Part 1: The HuffmanNode class
Consider the following HuffmanNode class which represents a dictionary which maps binary strings to characters:
L0: private static HuffmanNode {
L1: public final Character value;
L2: public Map<Boolean, HuffmanNode> children;
L3: public HuffmanNode() {}
L4: public HuffmanNode(char value) {
L5: this.value = value;
L6: }
L7: }
Fundamentally, any decompression algorithm takes a stream (or String) of bits and turns them back into a series of actual characters.
Huffman decompression achieves this by constructing a tree (technically, a trie) where the leaves of the tree represent specific characters,
and the path (i.e., left is 0 and right is 1) we took from the root to get to the leaf node is the binary string that represents that character.
For example, if we have the following Huffman Tree, where o represents an internal node with no value:
o
/ \
c o
/ \
a b
It could be represented as HuffmanNodes as follows:
HuffmanNode(value=null, children={
false=HuffmanNode(value='c', children={}),
true=HuffmanNode(value=null, children={
false=HuffmanNode(value='a', children={}),
true=HuffmanNode(value='b', children={})
})
})
Note that the children map only ever has false and true as keys (which represent 0 and 1, respectively). Furthermore, leaf nodes (i.e., the ones
which character values) have an empty children map.
Fundamentally, you can think of Huffman trees as TrieMaps with binary strings as keys and characters as values.

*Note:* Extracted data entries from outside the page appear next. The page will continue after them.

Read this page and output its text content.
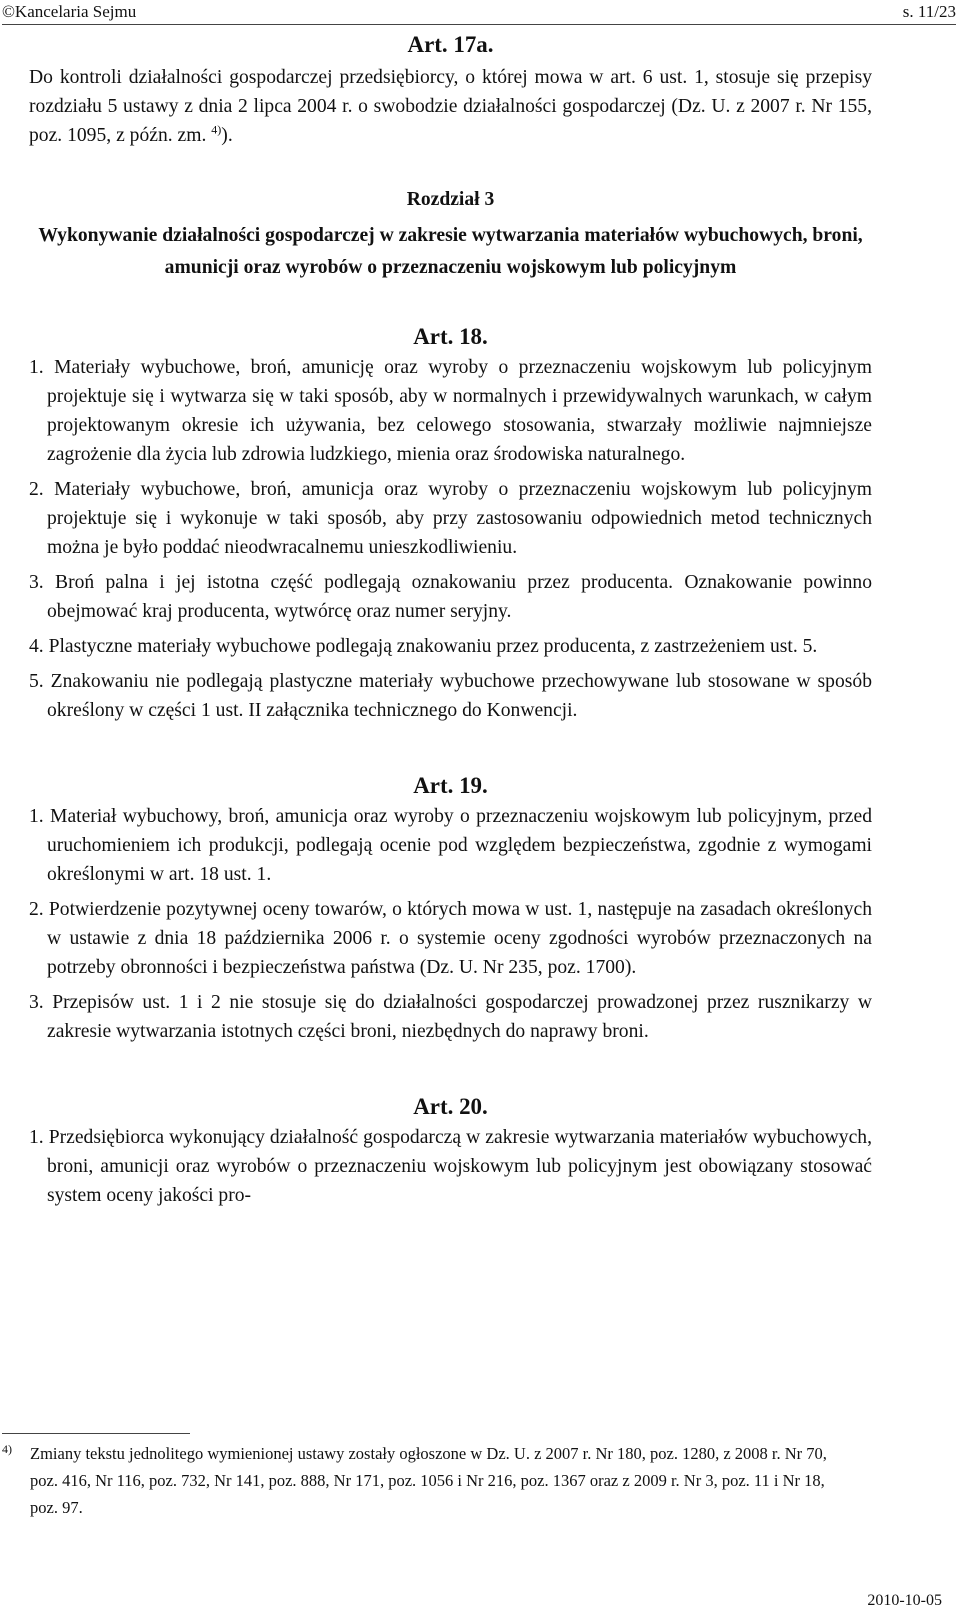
©Kancelaria Sejmu	s. 11/23
Art. 17a.

Do kontroli działalności gospodarczej przedsiębiorcy, o której mowa w art. 6 ust. 1, stosuje się przepisy rozdziału 5 ustawy z dnia 2 lipca 2004 r. o swobodzie działalności gospodarczej (Dz. U. z 2007 r. Nr 155, poz. 1095, z późn. zm. $^{4)}$).

Rozdział 3
Wykonywanie działalności gospodarczej w zakresie wytwarzania materiałów wybuchowych, broni, amunicji oraz wyrobów o przeznaczeniu wojskowym lub policyjnym
Art. 18.

1. Materiały wybuchowe, broń, amunicję oraz wyroby o przeznaczeniu wojskowym lub policyjnym projektuje się i wytwarza się w taki sposób, aby w normalnych i przewidywalnych warunkach, w całym projektowanym okresie ich używania, bez celowego stosowania, stwarzały możliwie najmniejsze zagrożenie dla życia lub zdrowia ludzkiego, mienia oraz środowiska naturalnego.

2. Materiały wybuchowe, broń, amunicja oraz wyroby o przeznaczeniu wojskowym lub policyjnym projektuje się i wykonuje w taki sposób, aby przy zastosowaniu odpowiednich metod technicznych można je było poddać nieodwracalnemu unieszkodliwieniu.

3. Broń palna i jej istotna część podlegają oznakowaniu przez producenta. Oznakowanie powinno obejmować kraj producenta, wytwórcę oraz numer seryjny.

4. Plastyczne materiały wybuchowe podlegają znakowaniu przez producenta, z zastrzeżeniem ust. 5.

5. Znakowaniu nie podlegają plastyczne materiały wybuchowe przechowywane lub stosowane w sposób określony w części 1 ust. II załącznika technicznego do Konwencji.

Art. 19.

1. Materiał wybuchowy, broń, amunicja oraz wyroby o przeznaczeniu wojskowym lub policyjnym, przed uruchomieniem ich produkcji, podlegają ocenie pod względem bezpieczeństwa, zgodnie z wymogami określonymi w art. 18 ust. 1.

2. Potwierdzenie pozytywnej oceny towarów, o których mowa w ust. 1, następuje na zasadach określonych w ustawie z dnia 18 października 2006 r. o systemie oceny zgodności wyrobów przeznaczonych na potrzeby obronności i bezpieczeństwa państwa (Dz. U. Nr 235, poz. 1700).

3. Przepisów ust. 1 i 2 nie stosuje się do działalności gospodarczej prowadzonej przez rusznikarzy w zakresie wytwarzania istotnych części broni, niezbędnych do naprawy broni.

Art. 20.

1. Przedsiębiorca wykonujący działalność gospodarczą w zakresie wytwarzania materiałów wybuchowych, broni, amunicji oraz wyrobów o przeznaczeniu wojskowym lub policyjnym jest obowiązany stosować system oceny jakości pro-

4)	Zmiany tekstu jednolitego wymienionej ustawy zostały ogłoszone w Dz. U. z 2007 r. Nr 180, poz. 1280, z 2008 r. Nr 70, poz. 416, Nr 116, poz. 732, Nr 141, poz. 888, Nr 171, poz. 1056 i Nr 216, poz. 1367 oraz z 2009 r. Nr 3, poz. 11 i Nr 18, poz. 97.
2010-10-05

Part 2: Getting the Whole Dictionary
L00: _______ Set<String> getDictionary() {
L01: Set<String> result = new HashSet<>();
L02: List<String> acc = new ArrayList<>();
L03: getDictionary(this.root, result, acc);
L04: return result;
L05: }
L06: _______ Set<String> getDictionary(HuffmanNode node, Set<String> result, List<String> acc) {
L07: if (node == null || node.children.isEmpty()) {
L08: result.add(String.join("", acc));
L09: }
L10: else {
L11: acc.add("0")
L12: getDictionary(node.children.get(false), result, acc);
L13: acc.add("1")
L14: getDictionary(node.children.get(true), result, acc);
L15: }
L16: return result;
L17: }
Part 3: Huffman Decompression
L01: public static String decompress(HuffmanNode node, String bits) {
L02: String result = "";
L03: while (!bits.isEmpty()) {
L04: result += nextCharacter(node, bits);
L05: }
L06: return result;
L07: }
L08: public static char nextCharacter(HuffmanNode node, String bits) {
L09: if (node == null || node.children.isEmpty()) {
L10: return node.value;
L11: }
L12: else {
L13: if (bits.substring(0, 1) == "0") {
L14: nextCharacter(node.get(false), bits.substring(1));
L15: }
L16: else {
L17: nextCharacter(node.get(false), bits.substring(1));
L18: }
L19: }
L20: }